Final answer:
The package dropped from an Alaskan rescue plane will strike the ground approximately 251 meters from the point directly below where it was released, after falling for about 5.71 seconds.
Step-by-step explanation:
The question asks where a package dropped from an Alaskan rescue plane strikes the ground relative to the point directly below where it was released. Since the package is dropped from a moving plane, its initial velocity is horizontal at 44 m/s. The acceleration due to gravity (9.8 m/s²) will act vertically downwards.
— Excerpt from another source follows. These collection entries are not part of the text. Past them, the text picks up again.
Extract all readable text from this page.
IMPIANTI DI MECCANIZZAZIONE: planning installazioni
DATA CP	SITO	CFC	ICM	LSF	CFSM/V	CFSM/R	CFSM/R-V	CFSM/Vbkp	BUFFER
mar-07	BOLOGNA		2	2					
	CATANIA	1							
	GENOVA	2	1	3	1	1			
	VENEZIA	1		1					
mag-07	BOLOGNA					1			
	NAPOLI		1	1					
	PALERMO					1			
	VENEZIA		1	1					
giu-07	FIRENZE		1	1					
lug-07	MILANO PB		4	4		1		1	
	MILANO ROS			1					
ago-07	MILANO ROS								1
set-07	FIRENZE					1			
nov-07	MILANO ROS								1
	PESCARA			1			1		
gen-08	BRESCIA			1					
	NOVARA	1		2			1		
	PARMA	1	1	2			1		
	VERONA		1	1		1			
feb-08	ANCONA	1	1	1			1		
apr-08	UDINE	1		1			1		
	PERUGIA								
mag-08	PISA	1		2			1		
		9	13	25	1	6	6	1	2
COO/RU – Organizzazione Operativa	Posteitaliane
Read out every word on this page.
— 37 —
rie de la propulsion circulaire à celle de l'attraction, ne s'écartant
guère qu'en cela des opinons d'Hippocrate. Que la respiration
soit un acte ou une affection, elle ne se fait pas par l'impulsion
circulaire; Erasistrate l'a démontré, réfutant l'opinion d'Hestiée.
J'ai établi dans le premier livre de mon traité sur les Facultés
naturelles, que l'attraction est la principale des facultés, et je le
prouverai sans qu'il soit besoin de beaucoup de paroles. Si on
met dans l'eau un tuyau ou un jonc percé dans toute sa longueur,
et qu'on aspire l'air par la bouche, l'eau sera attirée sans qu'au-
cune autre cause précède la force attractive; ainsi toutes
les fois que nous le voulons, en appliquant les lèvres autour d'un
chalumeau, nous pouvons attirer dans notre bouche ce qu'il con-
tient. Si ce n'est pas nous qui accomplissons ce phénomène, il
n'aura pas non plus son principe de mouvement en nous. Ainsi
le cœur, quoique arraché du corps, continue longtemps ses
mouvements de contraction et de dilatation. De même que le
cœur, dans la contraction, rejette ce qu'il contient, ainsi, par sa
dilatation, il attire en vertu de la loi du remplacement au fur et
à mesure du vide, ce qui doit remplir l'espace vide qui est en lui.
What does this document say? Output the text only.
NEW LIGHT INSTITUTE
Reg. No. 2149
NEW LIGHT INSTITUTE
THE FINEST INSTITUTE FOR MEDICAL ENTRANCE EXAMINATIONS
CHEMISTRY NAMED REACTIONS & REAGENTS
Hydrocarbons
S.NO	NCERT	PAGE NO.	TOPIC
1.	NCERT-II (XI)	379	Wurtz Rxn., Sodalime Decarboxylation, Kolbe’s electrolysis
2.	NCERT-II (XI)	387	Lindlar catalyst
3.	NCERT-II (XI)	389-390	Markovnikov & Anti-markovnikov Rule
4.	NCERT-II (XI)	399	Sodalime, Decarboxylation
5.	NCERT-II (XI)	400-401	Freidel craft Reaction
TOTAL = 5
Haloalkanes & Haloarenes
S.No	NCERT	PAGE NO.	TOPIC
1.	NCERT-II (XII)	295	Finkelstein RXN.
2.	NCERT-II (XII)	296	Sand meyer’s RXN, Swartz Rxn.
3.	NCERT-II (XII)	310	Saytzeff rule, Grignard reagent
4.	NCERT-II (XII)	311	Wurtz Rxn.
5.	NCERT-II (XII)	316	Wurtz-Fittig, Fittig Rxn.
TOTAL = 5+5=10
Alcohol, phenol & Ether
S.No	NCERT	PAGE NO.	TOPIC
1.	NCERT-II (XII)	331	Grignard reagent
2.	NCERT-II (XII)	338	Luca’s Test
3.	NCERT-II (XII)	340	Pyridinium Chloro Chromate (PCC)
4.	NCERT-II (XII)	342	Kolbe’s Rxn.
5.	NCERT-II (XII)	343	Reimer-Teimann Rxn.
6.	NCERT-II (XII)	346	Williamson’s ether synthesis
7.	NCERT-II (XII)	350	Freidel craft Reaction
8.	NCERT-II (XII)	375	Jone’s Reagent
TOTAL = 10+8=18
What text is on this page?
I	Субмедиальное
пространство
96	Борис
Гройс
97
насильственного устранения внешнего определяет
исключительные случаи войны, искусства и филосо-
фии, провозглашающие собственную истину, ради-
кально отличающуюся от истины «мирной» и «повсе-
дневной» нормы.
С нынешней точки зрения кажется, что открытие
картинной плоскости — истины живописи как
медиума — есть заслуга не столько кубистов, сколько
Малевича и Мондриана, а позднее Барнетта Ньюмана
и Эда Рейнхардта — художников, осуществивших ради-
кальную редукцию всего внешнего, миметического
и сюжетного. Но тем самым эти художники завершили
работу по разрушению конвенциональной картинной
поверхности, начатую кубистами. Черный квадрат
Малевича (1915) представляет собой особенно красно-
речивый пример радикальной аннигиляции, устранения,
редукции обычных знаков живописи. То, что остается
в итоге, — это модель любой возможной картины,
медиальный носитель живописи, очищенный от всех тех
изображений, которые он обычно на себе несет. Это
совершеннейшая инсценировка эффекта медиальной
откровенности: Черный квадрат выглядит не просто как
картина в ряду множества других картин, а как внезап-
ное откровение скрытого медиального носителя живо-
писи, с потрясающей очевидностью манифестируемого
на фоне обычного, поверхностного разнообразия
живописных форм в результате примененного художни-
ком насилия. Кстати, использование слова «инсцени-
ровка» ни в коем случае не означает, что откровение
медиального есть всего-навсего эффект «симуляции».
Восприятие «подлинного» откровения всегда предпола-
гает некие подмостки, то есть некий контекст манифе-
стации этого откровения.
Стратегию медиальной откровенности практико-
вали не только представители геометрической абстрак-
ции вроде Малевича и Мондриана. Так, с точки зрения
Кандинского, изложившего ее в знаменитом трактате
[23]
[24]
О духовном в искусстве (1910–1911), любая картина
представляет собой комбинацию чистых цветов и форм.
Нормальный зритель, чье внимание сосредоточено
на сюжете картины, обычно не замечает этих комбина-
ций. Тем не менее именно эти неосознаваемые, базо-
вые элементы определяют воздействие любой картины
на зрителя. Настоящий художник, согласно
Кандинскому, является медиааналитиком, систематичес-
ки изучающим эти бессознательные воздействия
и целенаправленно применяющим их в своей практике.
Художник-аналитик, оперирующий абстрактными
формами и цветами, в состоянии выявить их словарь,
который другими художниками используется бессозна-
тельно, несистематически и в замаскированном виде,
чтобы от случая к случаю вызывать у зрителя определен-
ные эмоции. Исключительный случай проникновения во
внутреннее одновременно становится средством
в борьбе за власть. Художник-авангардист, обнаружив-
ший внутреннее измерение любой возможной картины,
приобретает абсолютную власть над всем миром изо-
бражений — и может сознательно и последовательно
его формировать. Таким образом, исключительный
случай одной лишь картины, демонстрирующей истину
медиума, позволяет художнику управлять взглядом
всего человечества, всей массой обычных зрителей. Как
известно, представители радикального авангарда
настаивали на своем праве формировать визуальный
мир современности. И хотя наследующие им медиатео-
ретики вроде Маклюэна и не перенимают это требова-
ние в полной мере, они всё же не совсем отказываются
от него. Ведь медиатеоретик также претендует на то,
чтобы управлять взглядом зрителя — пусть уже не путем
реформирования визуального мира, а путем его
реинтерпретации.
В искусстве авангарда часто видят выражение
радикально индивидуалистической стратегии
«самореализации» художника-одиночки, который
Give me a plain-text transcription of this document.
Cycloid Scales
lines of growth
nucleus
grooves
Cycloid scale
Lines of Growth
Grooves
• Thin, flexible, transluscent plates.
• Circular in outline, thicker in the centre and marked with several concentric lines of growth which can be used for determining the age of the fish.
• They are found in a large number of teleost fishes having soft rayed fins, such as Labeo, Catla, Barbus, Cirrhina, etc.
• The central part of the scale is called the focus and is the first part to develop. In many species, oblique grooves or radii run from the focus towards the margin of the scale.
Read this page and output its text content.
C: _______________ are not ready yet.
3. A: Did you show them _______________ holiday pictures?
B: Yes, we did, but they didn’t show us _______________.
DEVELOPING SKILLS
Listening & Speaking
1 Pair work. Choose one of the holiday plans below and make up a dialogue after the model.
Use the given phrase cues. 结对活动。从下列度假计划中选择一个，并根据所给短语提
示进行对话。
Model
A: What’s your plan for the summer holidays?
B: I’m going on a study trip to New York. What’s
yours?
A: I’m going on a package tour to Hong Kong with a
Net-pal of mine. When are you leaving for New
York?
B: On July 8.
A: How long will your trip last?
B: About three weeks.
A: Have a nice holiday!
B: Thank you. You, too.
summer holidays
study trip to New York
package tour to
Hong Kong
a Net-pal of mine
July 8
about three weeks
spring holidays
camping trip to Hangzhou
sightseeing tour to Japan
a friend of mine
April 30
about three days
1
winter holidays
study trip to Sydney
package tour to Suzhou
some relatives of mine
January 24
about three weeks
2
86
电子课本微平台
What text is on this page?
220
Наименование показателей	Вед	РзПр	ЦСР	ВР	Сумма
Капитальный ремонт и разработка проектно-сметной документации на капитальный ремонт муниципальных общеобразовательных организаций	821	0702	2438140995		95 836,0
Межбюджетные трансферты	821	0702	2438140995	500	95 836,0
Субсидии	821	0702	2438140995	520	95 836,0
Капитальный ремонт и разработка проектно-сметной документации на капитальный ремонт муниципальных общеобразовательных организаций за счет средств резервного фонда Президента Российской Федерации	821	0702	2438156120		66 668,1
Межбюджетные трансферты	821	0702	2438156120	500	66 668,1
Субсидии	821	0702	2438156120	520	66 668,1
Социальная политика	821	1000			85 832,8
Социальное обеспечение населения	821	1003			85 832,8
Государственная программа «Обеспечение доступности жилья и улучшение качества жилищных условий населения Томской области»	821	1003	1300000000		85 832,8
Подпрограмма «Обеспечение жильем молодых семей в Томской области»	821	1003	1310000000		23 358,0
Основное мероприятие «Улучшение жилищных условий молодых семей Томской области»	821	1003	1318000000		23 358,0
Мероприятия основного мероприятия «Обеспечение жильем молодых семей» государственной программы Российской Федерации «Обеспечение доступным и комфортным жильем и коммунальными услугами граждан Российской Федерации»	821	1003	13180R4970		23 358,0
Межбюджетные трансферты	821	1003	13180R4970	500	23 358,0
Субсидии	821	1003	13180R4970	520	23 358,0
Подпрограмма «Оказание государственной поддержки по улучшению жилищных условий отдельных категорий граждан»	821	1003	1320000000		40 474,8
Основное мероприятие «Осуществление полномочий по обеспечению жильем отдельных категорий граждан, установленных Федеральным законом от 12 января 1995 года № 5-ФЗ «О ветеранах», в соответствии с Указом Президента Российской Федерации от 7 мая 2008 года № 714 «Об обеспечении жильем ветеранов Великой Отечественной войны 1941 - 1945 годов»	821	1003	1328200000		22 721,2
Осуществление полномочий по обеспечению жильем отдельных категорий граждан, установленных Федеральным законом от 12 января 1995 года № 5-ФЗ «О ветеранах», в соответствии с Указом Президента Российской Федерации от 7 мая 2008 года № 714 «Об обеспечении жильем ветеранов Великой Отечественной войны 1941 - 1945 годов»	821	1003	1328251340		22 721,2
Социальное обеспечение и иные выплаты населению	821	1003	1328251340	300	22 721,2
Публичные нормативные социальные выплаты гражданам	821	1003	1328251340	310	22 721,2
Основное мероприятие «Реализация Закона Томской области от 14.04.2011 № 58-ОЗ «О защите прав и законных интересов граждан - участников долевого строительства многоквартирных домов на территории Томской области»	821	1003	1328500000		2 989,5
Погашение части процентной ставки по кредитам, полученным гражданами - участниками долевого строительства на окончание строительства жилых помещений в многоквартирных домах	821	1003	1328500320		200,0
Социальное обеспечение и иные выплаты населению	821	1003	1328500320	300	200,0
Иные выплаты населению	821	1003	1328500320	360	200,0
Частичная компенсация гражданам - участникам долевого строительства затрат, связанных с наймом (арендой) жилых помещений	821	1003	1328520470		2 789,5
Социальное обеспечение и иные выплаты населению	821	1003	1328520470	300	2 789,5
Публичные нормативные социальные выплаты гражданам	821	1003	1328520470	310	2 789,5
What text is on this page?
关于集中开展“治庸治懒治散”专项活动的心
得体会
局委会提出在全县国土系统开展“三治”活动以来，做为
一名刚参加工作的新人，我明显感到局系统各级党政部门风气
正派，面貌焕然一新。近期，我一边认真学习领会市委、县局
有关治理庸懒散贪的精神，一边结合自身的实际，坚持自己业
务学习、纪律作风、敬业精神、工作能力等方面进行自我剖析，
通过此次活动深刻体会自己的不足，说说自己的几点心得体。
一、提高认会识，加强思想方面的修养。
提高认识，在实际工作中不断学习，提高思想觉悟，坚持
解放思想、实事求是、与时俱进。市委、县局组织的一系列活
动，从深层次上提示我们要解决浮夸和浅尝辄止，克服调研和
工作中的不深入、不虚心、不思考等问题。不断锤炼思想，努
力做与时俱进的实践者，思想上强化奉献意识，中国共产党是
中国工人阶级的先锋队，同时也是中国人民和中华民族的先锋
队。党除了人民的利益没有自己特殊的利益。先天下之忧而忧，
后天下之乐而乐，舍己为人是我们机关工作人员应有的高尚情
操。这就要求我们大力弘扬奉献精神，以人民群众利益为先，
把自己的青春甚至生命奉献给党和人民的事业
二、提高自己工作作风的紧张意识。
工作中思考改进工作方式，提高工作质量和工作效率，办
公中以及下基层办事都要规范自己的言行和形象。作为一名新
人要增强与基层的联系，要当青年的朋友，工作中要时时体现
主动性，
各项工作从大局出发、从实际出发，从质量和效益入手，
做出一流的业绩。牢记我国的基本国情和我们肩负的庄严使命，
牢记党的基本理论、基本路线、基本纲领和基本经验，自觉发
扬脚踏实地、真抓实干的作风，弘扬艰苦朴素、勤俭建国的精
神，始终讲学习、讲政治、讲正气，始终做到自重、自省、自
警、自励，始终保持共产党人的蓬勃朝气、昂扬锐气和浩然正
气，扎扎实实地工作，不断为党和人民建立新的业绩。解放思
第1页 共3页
To solve this problem, we need to calculate the time it takes for the package to fall to the ground and then use this time to determine the horizontal distance it travels while falling.
First, we calculate the time (t) it takes to fall from a height (h) of 160 m using the formula h = 1/2gt², where g is the acceleration due to gravity:
160 m = 1/2 * 9.8 m/s² * t²
t² = (2 * 160 m) / 9.8 m/s²
t² = 32.65 s²
t = √32.65 s²
t ≈ 5.71 s
Now, using the horizontal speed (v) of 44 m/s, we determine how far the package travels horizontally (d) during this time: d = v * t
d = 44 m/s * 5.71 s
d ≈ 251.24 m
Therefore, the package will strike the ground approximately 251 meters from the point directly below where it was released.
Note: Since this distance is not listed in the multiple choice options given in the question, it suggests there may have been an error in the provided choices, as none of them match the correct calculated distance.